Na pesquisa que realizei para o doutorado, entre 2018 a 2022, foram coletadas 280 variedades de sementes crioulas. Com todos os guardiões, foi encontrado grande número de sementes de feijão, milho, abóboras, legumes, temperos, o que está relacionado à estratégia de conservação de recursos genéticos básicos para sua alimentação, cultivados em locais próximos às suas casas, hortas e jardins medicinais. Encontramos 108 variedades de feijões, 20, de milho, 14, de abóboras, 6, de pipocas, 28 árvores nativas/frutíferas, 6, de amendoim, 26 temperos, legumes e verduras, 12 plantas medicinais, entre outros.

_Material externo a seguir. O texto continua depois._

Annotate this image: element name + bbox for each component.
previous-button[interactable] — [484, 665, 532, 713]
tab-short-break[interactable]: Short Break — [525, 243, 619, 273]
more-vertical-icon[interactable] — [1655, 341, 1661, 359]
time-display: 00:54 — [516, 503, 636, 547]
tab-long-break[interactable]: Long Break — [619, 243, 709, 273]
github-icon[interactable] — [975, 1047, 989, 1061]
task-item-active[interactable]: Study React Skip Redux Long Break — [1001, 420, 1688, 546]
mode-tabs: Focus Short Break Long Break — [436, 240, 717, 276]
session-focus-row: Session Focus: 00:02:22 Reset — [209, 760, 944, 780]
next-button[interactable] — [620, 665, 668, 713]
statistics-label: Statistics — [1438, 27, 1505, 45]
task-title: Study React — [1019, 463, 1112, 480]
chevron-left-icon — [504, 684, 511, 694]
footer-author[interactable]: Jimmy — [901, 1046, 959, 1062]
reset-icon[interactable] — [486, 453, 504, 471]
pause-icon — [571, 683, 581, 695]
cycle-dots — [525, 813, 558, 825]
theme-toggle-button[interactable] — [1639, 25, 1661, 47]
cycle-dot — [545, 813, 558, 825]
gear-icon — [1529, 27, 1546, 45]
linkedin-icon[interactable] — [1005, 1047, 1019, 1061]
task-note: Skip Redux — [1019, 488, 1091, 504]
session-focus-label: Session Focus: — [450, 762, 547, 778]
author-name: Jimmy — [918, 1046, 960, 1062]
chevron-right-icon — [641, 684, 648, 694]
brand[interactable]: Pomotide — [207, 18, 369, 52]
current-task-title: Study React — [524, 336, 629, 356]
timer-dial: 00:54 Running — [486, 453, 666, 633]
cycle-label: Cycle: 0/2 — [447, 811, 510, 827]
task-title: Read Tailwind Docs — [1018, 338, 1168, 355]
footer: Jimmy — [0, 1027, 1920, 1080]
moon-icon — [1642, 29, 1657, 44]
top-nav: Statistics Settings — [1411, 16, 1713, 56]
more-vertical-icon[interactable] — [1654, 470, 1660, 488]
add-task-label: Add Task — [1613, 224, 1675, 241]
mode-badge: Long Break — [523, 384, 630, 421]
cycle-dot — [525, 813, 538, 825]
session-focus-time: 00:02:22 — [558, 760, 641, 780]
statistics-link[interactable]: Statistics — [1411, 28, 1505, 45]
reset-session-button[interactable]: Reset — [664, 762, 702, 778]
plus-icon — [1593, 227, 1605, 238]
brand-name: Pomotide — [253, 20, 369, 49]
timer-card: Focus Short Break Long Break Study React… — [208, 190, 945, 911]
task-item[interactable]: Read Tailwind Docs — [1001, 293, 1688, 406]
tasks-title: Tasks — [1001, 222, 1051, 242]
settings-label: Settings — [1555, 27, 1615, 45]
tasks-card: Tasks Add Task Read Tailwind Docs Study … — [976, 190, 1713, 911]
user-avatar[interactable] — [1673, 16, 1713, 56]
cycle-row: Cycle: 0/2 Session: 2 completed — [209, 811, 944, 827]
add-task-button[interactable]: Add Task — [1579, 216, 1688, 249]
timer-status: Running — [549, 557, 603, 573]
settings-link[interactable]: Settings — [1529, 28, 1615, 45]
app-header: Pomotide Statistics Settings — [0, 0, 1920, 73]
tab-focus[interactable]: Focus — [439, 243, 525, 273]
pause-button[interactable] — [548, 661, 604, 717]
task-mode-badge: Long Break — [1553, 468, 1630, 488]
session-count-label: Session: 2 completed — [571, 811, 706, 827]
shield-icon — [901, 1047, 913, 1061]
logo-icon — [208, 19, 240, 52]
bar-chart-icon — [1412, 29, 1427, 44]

Realizar essa pesquisa e conviver com os agricultores, me trouxe de volta às minhas raízes e histórias, assim como me trouxe mais uma chance de ver que Deus nos dá tantas bênçãos, tanto aprendizado de vida. O valor de ver uma semente se reproduzindo, a sensação de conhecer outras variedades de sementes, plantas, de colocá-las na terra, vê-las crescer e se reproduzir, é obra de DEUS em nossas mãos. Assim como nossa existência é obra de Deus. Nós nascemos, crescemos e nos re-produzimos pela vontade de Deus, nós também somos sementes, plantas no jardim da existência de Deus.
Na Bíblia, temos o salmo 126.5-6: “Que aqueles que semeiam chorando façam a colheita com alegria! Aqueles que saíram chorando, levando a semente para semear, voltarão cantando, cheios de alegria, trazendo nos braços os feixes da colheita!”. Nós somos sementes, raízes que Deus quer ver reproduzir, e através de nossas ações podemos mostrar que somos gratos pela vida e pela natureza que ele nos presenteou. Precisamos cuidar do meio ambiente em sua totalidade, tornar estes espaços enraizados, fortes, como algumas plantas, raízes e sementes, que, mesmo diante de furacões e enxurradas, permanecem firmes e se renovam a cada amanhecer.
Estar enraizados em Cristo é construir nossas vidas na fé, com raízes profundas, que não se desprendem com facilidade, mas que nos enriquecem com bens espirituais e nos fortalecem. Podem cair as chuvas, transbordarem os rios, se agitarem os mares e os ventos, que as raízes e as sementes profundas permanecem, assim como a Palavra de Deus e seu Filho Jesus Cristo, que nos transformam em cristãos que crescem no amor a Deus, a seus semelhantes e à NATUREZA que ele nos deixou.